Castle's Webhooks provide many details that will allow you to craft detailed messages about the user's account breach. Details can include location, time, and device information. It's up to you to brand your communications and convey information to your users in order to maintain their trust.

📘

Castle does not currently offer templates or direct integrations with notifications providers, but feel free to reach out to [email protected] and we're happy to help you craft a tailored account recovery strategy.

Step 3. Force a password reset

Make sure that the owner of the taken over account is forced to change their passwords in order to unlock their accounts.

Good password policies include (among other things) a requirement that no prior passwords are used. You should enforce this unique password policy in order to minimize the success rates of bad actors in future credential stuffing attacks.

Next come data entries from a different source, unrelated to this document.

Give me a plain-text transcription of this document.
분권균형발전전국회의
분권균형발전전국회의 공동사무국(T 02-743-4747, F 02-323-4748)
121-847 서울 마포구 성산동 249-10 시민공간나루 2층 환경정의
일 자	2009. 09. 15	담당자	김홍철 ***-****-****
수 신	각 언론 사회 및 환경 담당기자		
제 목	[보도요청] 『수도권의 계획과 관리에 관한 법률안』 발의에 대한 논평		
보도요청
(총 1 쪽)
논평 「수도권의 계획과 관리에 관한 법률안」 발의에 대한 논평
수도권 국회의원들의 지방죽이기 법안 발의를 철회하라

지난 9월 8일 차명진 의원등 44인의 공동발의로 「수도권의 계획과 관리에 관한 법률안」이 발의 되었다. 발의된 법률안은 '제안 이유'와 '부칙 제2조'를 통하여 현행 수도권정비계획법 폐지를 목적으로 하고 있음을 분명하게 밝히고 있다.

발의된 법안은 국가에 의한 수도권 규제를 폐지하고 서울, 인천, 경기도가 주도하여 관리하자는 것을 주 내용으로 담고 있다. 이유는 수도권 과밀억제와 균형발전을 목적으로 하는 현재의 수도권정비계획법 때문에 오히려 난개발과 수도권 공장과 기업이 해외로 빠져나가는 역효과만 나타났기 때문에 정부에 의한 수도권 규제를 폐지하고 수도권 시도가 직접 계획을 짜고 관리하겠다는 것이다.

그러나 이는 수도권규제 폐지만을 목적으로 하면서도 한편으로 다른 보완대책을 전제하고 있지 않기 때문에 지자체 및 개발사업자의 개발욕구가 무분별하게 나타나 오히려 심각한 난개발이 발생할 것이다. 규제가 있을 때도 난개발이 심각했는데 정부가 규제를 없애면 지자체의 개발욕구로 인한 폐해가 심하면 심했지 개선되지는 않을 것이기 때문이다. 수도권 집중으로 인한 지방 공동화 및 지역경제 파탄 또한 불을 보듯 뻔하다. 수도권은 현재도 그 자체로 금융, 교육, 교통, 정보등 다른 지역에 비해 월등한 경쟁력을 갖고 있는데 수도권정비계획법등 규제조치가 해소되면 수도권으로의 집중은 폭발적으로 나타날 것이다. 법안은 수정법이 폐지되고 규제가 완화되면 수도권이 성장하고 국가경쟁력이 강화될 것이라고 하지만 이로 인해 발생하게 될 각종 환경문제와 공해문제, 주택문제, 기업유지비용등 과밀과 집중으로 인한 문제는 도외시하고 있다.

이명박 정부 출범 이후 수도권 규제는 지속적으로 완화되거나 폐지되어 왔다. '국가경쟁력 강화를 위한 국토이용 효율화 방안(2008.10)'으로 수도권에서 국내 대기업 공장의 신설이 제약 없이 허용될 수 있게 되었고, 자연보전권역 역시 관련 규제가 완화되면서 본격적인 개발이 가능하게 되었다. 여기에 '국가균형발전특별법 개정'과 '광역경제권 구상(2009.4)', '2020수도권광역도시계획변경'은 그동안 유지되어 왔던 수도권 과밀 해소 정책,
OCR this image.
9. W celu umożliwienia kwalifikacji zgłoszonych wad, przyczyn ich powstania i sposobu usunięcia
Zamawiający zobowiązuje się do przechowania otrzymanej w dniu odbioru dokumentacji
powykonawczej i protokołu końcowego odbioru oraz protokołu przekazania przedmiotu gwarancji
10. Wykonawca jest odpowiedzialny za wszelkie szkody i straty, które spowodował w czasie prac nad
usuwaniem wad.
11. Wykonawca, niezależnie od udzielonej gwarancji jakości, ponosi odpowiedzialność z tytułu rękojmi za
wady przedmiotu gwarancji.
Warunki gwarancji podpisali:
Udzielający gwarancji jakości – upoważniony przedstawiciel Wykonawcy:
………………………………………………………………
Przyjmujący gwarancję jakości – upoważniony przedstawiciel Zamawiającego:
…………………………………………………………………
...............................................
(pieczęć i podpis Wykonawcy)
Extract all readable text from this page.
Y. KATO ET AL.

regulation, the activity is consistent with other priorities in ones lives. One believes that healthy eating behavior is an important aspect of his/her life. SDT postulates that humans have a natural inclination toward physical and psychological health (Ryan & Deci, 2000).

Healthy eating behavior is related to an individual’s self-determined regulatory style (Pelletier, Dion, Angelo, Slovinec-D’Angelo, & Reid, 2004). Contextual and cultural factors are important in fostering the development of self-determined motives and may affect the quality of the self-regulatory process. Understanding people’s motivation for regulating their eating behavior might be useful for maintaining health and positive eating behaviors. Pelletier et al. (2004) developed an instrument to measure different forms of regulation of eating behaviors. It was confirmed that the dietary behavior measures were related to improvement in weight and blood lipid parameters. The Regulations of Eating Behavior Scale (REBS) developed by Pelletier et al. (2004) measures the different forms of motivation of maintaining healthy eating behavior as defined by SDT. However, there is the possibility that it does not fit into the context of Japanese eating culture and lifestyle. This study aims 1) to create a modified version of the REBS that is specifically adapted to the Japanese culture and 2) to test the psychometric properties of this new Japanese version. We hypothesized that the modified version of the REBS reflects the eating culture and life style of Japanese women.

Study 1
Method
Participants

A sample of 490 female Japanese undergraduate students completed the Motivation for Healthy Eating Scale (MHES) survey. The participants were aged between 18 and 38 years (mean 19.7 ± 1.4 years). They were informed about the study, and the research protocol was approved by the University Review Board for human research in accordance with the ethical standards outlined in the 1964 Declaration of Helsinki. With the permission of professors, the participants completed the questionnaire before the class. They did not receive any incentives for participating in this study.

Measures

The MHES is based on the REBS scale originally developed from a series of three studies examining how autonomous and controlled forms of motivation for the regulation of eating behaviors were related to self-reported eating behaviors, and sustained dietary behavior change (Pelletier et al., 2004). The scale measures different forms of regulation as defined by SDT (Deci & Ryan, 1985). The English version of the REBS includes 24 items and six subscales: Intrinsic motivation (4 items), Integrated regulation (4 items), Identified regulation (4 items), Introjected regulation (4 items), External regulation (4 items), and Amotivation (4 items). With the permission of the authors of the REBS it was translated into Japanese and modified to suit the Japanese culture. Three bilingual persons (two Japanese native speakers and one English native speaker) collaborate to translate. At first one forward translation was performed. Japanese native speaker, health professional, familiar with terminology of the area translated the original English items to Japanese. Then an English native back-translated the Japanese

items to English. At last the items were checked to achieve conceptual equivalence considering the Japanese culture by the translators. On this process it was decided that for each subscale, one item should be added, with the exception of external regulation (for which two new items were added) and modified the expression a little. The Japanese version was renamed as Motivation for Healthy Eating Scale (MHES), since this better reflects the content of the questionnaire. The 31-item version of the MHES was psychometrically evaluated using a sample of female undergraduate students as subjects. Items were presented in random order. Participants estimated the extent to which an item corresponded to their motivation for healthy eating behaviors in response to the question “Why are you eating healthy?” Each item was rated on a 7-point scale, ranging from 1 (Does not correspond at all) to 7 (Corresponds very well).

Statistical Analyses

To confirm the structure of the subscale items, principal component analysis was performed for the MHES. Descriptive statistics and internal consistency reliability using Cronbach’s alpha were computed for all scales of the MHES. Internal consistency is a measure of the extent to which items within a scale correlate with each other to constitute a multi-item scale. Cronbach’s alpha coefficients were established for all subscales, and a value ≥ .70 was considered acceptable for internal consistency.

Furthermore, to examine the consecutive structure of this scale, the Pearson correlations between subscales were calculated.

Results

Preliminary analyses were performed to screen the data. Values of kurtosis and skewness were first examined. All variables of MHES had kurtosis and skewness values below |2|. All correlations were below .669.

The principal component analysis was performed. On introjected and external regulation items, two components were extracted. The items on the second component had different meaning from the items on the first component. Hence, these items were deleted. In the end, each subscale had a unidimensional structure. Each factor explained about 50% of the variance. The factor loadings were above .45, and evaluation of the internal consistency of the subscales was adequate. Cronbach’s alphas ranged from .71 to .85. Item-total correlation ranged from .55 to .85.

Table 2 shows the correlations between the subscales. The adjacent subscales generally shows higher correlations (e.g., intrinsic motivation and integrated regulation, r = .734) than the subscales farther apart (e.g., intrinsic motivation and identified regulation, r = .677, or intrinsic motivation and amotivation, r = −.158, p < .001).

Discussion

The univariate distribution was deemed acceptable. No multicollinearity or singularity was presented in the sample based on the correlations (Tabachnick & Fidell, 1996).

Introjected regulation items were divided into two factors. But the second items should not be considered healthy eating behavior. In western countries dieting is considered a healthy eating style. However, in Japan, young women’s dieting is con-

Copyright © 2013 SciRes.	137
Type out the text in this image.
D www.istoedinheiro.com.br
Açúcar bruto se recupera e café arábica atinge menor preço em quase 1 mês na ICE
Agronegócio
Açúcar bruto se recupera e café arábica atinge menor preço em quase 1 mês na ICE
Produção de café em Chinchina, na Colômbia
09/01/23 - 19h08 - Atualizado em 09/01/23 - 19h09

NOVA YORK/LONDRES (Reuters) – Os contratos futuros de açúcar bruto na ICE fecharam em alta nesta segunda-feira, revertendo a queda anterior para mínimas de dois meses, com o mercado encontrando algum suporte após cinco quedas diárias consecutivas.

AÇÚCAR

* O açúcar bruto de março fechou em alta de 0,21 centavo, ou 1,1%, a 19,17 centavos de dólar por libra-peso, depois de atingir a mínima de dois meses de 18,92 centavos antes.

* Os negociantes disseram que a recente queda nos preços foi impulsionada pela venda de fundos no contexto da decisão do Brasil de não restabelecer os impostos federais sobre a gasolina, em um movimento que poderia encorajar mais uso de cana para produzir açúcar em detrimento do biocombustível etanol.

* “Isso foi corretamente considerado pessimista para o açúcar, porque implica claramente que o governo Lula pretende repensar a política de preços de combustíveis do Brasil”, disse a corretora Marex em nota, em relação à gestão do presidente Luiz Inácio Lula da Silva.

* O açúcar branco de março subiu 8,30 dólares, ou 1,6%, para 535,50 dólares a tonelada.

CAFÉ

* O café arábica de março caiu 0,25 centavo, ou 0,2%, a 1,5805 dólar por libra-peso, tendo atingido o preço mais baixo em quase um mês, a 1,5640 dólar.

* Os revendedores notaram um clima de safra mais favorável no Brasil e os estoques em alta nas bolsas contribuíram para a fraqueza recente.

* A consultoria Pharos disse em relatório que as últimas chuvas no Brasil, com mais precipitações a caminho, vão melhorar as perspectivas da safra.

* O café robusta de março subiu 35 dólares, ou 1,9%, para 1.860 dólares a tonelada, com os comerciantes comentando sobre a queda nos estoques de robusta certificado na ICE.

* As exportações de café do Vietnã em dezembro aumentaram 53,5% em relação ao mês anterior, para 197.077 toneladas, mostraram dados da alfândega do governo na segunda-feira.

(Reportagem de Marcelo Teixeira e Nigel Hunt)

Another topic that you should consider is enforcing multiple means of authentication for the password reset event. Since it is known at this point that the user's password is exposed, you might want to consider that the user's email address may be compromised (if they share the password across services). We recommend that you implement a second form of authentication, such as a knowledge-based challenge or a one-time-passcode via SMS, as part of the password reset process.

When the user changes their password, you can send a $profile_reset event, which allows you to both assess the risk of this action, and get visibility into this behavior over time.

Step 4. Set up the post-recovery behavior in Castle

Once the user has gone through the reset process above and recovered their account, it is good practice to remove any friction for the account and associated devices for some time after a new password was set.

In order to accomplish this behavior with Castle, you'll set up two lists and two policies. See the list documentation for more information on how to operate lists. First, create the two lists:

  1. One list for "Recovered accounts", with User ID as primary field and with an auto-archivation time of 1 hour
  2. One list for "Trusted user devices", with User ID and Device Fingerprint as primary and secondary field respectively. The auto-archivation time for this list should match your desired security policy, but a good starting point is 30 days.

Then, create the two policies:

  1. One policy for "Recovered accounts", which looks at the "Recovered accounts" lists and returns an allow action whenever it matches. Additionally, this policy should be set up to add create a list item in the "Approved user devices" list.
  2. Unless you have set it up already in the previous steps in this document, create one policy for "Approved user devices", which looks at the "Approved user devices" list and returns an allow action whenever it matches.

Step 5. Unlock the account

Now that the user account is reset to a secure state, you can safely unlock it and let the account owner back in. Since Castle is aware of the account being recovered and reset, any future account takeovers will be detected with the same accuracy as the first one.